Theoretical study of non-Hammett vs. Hammett behaviour in the thermolysis and photolysis of arylchlorodiazirines†
Abstract
Arylchlorodiazirines (ACDA) are thermal and photochemical precursors of carbenes that form these molecules via nitrogen elimination. We have studied this reaction with multireference quantum chemical methods (CASSCF and CASPT2) for a series of ACDA derivatives with different substitution at the aromatic ring. The calculations explain the different reactivity trends found in the ground and excited state, with good correlation between the calculated barriers and the experimental reaction rates.
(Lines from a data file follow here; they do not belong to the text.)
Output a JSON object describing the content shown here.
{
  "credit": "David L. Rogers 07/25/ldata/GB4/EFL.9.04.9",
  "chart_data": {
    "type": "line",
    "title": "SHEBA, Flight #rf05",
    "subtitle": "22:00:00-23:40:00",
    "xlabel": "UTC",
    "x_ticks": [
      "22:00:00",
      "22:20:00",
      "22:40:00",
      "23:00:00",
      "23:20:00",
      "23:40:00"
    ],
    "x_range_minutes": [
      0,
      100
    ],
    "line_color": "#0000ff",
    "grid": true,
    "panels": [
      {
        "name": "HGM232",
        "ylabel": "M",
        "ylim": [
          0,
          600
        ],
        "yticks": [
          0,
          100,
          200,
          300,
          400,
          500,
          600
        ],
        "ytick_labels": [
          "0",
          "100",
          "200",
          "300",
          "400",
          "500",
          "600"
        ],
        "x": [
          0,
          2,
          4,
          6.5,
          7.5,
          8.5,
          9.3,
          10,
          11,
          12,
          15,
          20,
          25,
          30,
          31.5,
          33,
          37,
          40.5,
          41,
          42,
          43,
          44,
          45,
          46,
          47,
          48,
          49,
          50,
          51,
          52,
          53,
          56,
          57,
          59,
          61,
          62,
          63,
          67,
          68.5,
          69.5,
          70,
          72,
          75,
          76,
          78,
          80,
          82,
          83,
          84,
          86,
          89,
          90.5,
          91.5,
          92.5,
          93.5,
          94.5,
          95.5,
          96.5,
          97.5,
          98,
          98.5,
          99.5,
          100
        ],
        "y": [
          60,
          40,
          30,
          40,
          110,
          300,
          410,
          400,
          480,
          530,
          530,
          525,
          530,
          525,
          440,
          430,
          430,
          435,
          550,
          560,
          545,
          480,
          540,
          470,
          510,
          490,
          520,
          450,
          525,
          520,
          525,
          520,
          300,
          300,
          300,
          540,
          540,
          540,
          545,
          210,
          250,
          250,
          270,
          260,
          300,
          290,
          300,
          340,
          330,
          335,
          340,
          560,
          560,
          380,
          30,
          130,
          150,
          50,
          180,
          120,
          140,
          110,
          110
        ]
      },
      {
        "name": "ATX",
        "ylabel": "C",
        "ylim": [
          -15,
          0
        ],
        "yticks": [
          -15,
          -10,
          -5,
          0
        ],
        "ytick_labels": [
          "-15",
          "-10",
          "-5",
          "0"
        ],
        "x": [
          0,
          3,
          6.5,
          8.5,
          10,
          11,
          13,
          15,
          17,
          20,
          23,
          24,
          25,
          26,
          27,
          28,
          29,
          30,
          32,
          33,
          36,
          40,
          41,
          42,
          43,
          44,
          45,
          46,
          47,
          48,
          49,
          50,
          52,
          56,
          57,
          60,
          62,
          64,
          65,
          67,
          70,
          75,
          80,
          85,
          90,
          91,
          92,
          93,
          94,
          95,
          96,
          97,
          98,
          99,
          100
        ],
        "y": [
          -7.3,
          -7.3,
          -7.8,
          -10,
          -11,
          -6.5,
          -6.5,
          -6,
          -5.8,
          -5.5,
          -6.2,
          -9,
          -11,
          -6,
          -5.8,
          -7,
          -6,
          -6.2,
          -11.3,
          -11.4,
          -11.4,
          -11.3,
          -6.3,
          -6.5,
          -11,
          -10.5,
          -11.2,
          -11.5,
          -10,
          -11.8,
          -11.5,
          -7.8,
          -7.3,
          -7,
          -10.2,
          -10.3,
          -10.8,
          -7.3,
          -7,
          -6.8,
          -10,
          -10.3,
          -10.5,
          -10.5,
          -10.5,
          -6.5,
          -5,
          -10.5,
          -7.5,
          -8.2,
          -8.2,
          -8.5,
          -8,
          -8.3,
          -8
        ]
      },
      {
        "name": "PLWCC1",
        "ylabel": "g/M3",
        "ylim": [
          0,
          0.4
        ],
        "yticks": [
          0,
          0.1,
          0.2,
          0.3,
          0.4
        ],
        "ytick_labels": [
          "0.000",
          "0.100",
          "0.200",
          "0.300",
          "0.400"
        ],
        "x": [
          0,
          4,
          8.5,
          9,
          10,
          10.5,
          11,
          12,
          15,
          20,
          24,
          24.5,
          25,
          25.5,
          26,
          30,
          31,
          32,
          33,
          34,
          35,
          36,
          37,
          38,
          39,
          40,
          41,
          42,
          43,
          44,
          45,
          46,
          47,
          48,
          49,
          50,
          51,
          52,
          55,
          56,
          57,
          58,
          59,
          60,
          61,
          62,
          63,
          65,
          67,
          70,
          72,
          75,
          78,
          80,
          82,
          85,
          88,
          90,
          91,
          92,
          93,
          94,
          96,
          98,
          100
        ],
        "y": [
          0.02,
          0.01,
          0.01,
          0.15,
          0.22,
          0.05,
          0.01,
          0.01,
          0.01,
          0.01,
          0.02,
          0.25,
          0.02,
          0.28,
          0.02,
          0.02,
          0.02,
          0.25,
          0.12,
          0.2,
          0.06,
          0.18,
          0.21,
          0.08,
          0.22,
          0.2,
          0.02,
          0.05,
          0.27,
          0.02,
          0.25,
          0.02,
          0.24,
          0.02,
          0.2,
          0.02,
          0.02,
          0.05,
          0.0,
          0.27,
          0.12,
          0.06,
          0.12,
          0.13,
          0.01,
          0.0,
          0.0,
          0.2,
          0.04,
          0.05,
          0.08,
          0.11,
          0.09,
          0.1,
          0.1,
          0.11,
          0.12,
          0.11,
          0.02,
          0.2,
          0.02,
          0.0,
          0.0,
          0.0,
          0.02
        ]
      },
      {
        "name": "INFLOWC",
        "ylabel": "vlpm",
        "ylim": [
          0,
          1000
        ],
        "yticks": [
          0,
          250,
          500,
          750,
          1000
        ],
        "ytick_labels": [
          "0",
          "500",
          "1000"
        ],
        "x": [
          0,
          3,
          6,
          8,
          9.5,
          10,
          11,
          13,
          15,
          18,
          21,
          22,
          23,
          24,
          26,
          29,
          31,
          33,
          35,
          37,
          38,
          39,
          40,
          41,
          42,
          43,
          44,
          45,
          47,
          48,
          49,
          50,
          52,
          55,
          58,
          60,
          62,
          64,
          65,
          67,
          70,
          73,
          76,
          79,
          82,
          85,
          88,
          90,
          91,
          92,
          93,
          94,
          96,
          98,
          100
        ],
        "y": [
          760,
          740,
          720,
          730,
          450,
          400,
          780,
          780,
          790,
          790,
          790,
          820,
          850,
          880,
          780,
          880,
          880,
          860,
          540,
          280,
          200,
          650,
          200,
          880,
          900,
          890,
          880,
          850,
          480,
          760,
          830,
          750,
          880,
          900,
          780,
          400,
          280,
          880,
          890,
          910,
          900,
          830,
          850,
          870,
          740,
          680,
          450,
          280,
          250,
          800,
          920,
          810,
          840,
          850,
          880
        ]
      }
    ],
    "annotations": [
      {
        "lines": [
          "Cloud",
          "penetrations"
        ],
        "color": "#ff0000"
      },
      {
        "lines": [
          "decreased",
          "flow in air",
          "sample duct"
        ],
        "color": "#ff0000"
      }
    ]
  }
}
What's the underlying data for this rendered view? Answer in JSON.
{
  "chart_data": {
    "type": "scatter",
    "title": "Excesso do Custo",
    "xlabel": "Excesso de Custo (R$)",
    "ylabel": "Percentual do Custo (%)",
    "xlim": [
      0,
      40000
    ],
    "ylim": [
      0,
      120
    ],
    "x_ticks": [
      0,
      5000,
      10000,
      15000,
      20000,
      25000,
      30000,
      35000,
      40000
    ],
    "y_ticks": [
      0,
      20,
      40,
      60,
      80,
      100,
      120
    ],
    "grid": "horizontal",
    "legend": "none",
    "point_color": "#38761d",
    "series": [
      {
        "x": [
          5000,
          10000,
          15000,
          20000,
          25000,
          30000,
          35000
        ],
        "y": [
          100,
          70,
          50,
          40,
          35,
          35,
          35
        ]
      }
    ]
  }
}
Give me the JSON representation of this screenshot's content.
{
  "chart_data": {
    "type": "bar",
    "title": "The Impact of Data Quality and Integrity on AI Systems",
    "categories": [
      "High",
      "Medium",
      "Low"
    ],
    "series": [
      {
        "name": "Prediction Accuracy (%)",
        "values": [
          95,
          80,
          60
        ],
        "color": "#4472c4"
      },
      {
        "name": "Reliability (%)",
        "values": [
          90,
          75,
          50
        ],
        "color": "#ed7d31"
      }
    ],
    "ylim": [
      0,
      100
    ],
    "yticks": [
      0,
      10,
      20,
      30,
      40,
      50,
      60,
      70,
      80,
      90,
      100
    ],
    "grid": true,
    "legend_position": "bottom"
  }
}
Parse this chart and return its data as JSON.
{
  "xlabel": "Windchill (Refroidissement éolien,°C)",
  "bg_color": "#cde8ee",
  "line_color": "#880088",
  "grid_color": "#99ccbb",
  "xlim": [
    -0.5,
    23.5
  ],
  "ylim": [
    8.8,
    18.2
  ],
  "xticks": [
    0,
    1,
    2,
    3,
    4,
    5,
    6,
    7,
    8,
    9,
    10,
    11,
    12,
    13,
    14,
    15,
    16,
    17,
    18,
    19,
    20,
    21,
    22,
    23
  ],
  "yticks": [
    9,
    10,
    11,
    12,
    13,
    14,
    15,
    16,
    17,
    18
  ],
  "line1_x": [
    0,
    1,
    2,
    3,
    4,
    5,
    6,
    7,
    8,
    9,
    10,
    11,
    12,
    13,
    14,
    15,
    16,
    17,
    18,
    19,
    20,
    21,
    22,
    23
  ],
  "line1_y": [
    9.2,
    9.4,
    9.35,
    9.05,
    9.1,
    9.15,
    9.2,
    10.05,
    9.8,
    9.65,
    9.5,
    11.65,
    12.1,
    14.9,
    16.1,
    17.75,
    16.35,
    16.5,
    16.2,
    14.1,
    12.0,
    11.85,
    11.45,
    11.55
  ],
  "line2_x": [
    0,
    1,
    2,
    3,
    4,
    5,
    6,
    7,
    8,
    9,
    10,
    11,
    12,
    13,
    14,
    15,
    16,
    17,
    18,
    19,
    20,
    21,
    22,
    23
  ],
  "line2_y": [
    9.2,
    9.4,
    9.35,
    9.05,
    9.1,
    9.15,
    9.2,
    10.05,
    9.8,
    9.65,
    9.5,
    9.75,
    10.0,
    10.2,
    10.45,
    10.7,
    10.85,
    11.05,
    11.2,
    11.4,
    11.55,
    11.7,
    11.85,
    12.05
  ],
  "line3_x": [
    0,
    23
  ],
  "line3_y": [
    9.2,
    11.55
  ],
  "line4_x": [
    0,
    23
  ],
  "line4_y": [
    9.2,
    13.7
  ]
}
The ground state mechanism can be described as a reverse cycloaddition with small charge transfer from the aromatic ring to the diazirine moiety. This is consistent with the lack of correlation between the Hammett σ descriptors and the experimental rates. In contrast, the excited state reaction is the cleavage of a single C–N bond mediated by small barriers of 4–6 kcal mol−1. The reaction path goes through a conical intersection with the ground state, which facilitates radiationless decay and explains the disappearance of the transient absorption signal measured experimentally. This leads to a diazomethane intermediate that ultimately yields the carbene. Electronically, excitation to S1 is characterized initially by significant charge transfer from the phenyl ring to the diazirine. The charge transfer is reversed during the C–N cleavage reaction, and this explains the preferential stabilization of the excited-state minimum by polar solvents and electron-donating substituents. Therefore, our calculations reproduce and explain the relationship found experimentally between the Hammett σ+ parameters and the life time of S1 (Y. L. Zhang, et al. J. Am. Chem. Soc., 2009, 131, 16652–16653).